You've probably noticed the hard-sell home equity loan boom. Flashy ads and junk-mail flyers hawk easy-credit lines, tax deductions, low rates and repayment terms custom-tailored to your own needs.
Congress has noticed, too.
The first major consumer-protection legislation designed to control the mushrooming home equity loan industry was introduced on Capitol Hill last week. Sponsored by House Banking Committee member Rep. David E. Price (D-N.C.), the bill would change the rules of the game immediately for most home equity lenders.
In essence, the bill would put equity credit lines under the same federal truth-in-lending guidelines as any other form of home mortgage. It would also ban certain forms of aggressive and misleading advertising pitches for equity loans, such as references to ''free money'' and unlimited tax deductibility.
With an impressive bipartisan list of cosponsors, fall hearings on the docket and a Senate companion bill coming soon, Price's legislation appears to be on the fast track. Here's what it would mean to homeowners and lenders:
For the first time, any lender offering any form of ''open-end consumer credit plan secured by a consumer's dwelling'' -- the most popular form of equity loan in 1987 -- would have to disclose the bottom-line financial facts about the deal at the application stage. The new disclosures would have to be ''conspicuously segregated'' from any other marketing or loan data handed to would-be borrowers, so they couldn't miss anything in the fine print.
The mandatory federal disclosures would include:
The true annual percentage rate (APR) in effect on the credit line, not simply the ''teaser'' rate typically highlighted in bold print.
A description of any changes in the APR or rate structure that could or will be made by the lender, whether through use of an index or other means. Studies by Consumers Union and other groups this spring found that some equity credit lenders skimp on details about how the payments on their open-ended lines might fluctuate under foreseeable conditions. Some loans allow the lender to change the entire deal at will, without explanation or advance notice.
Identification of any fees, charges or ''points'' tucked away anywhere in the credit transaction.
Information on ceilings and floors built into the floating rate on the credit line.
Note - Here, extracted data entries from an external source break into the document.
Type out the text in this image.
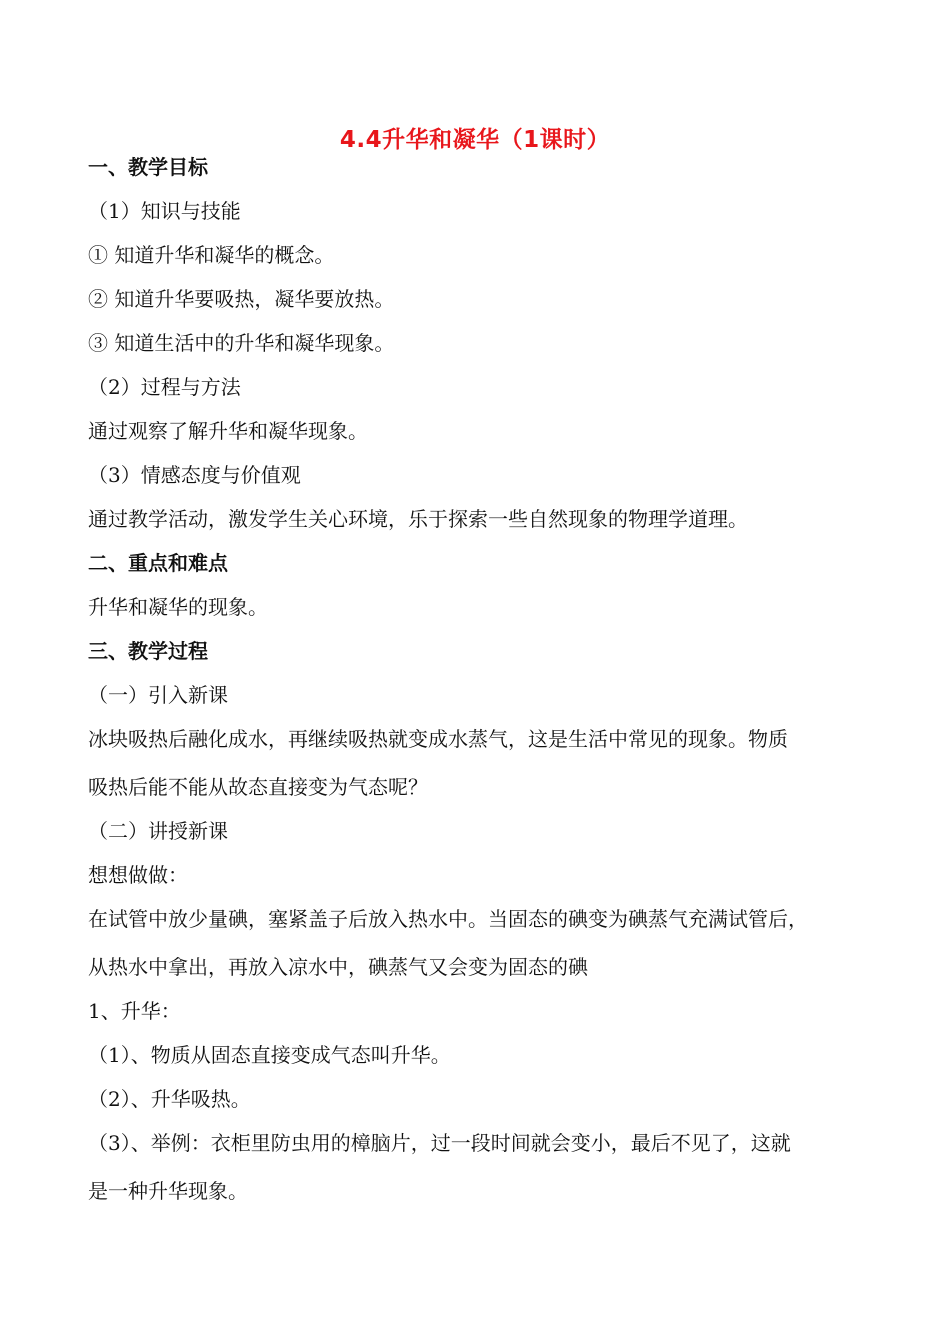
4.4升华和凝华（1课时）
一、教学目标
（1）知识与技能
① 知道升华和凝华的概念。
② 知道升华要吸热，凝华要放热。
③ 知道生活中的升华和凝华现象。
（2）过程与方法
通过观察了解升华和凝华现象。
（3）情感态度与价值观
通过教学活动，激发学生关心环境，乐于探索一些自然现象的物理学道理。
二、重点和难点
升华和凝华的现象。
三、教学过程
（一）引入新课
冰块吸热后融化成水，再继续吸热就变成水蒸气，这是生活中常见的现象。物质
吸热后能不能从故态直接变为气态呢？
（二）讲授新课
想想做做：
在试管中放少量碘，塞紧盖子后放入热水中。当固态的碘变为碘蒸气充满试管后，
从热水中拿出，再放入凉水中，碘蒸气又会变为固态的碘
1、升华：
（1）、物质从固态直接变成气态叫升华。
（2）、升华吸热。
（3）、举例：衣柜里防虫用的樟脑片，过一段时间就会变小，最后不见了，这就
是一种升华现象。
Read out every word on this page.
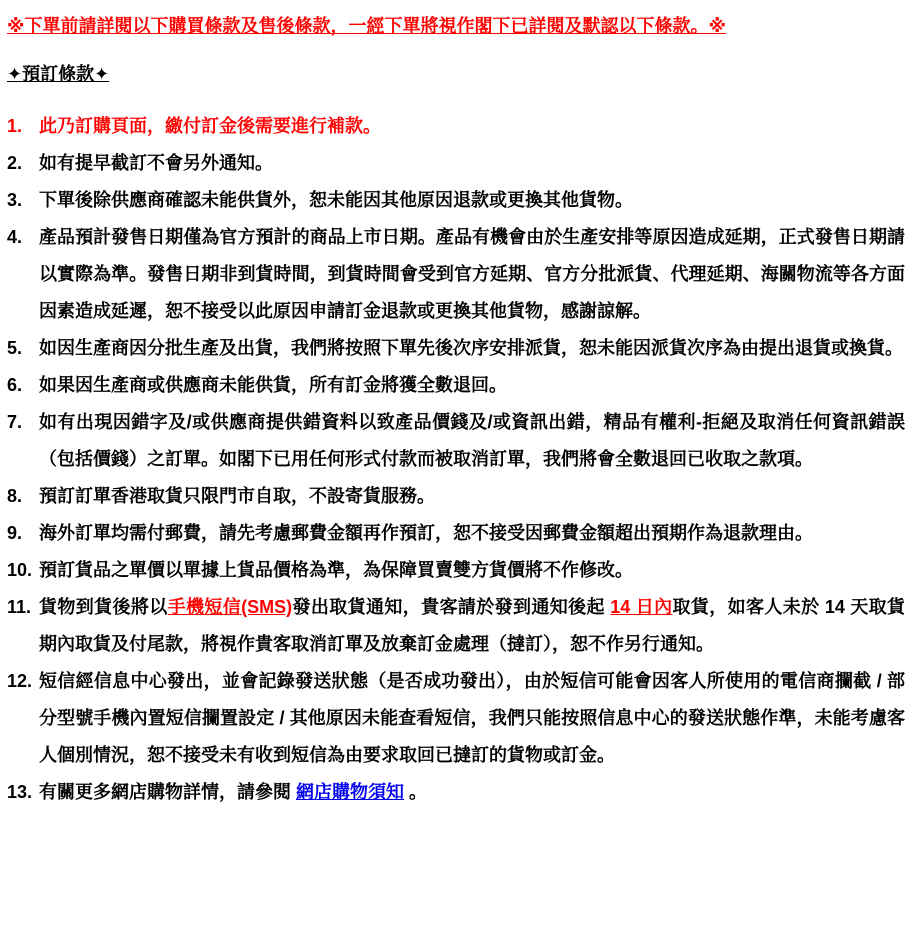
※下單前請詳閱以下購買條款及售後條款，一經下單將視作閣下已詳閱及默認以下條款。※
✦預訂條款✦
1. 此乃訂購頁面，繳付訂金後需要進行補款。
2. 如有提早截訂不會另外通知。
3. 下單後除供應商確認未能供貨外，恕未能因其他原因退款或更換其他貨物。
4. 產品預計發售日期僅為官方預計的商品上市日期。產品有機會由於生產安排等原因造成延期，正式發售日期請以實際為準。發售日期非到貨時間，到貨時間會受到官方延期、官方分批派貨、代理延期、海關物流等各方面因素造成延遲，恕不接受以此原因申請訂金退款或更換其他貨物，感謝諒解。
5. 如因生產商因分批生產及出貨，我們將按照下單先後次序安排派貨，恕未能因派貨次序為由提出退貨或換貨。
6. 如果因生產商或供應商未能供貨，所有訂金將獲全數退回。
7. 如有出現因錯字及/或供應商提供錯資料以致產品價錢及/或資訊出錯，精品有權利-拒絕及取消任何資訊錯誤（包括價錢）之訂單。如閣下已用任何形式付款而被取消訂單，我們將會全數退回已收取之款項。
8. 預訂訂單香港取貨只限門市自取，不設寄貨服務。
9. 海外訂單均需付郵費，請先考慮郵費金額再作預訂，恕不接受因郵費金額超出預期作為退款理由。
10. 預訂貨品之單價以單據上貨品價格為準，為保障買賣雙方貨價將不作修改。
11. 貨物到貨後將以手機短信(SMS)發出取貨通知，貴客請於發到通知後起 14 日內取貨，如客人未於 14 天取貨期內取貨及付尾款，將視作貴客取消訂單及放棄訂金處理（撻訂），恕不作另行通知。
12. 短信經信息中心發出，並會記錄發送狀態（是否成功發出），由於短信可能會因客人所使用的電信商攔截 / 部分型號手機內置短信攔置設定 / 其他原因未能查看短信，我們只能按照信息中心的發送狀態作準，未能考慮客人個別情況，恕不接受未有收到短信為由要求取回已撻訂的貨物或訂金。
13. 有關更多網店購物詳情，請參閱 網店購物須知 。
Many loans come with no rate ceilings. That means that in an economic replay of the early 1980s, when the prime rate zoomed into the upper teens, borrowers could be stuck with monthly interest debts beyond their means.
A plain-language case example of how the credit line would have performed during the prior 24 months.
A printed warning to the consumer that the equity line is tied into his house and could trigger a foreclosure. Second mortgages forced thousands of homeowners out of their dwellings in the l930s. Price and consumer advocates worry that the equity loan boom now under way has the same potential. Many of today's easy-credit borrowers think of equity lines as personal loans, not as real-estate mortgages.
Special advice to borrowers signing up for popular ''interest-only'' plans. The lender would have to explain that while paying nothing but interest results in lower monthly charges, it has the notable disadvantage of retiring no principal debt. As a result, the total expense over the life of the loan is greater, and there is a danger of payment shock when the entire principal amount comes due.
The Price bill also targets some of the slick advertising that is propelling the boom. It would force lenders to explain more about their revolving credit line plans in their advertisements -- including any minimum or maximum monthly fixed payments the lender could impose, as well as accurate descriptions of rates, finance charges and fees.
Price emphasized in an interview that his equity credit line legislation is designed as a ''preventive measure -- a way to avoid future problems.''
He said he's a fan of the equity loan concept, with its tax-deductible interest and flexible repayment terms. ''I just took one out myself,'' he said, ''like a lot of other members of Congress.''
The moral of the equity line story for bankers? When you push something so hard that congressmen are lining up for it, watch out. You're going to get rules.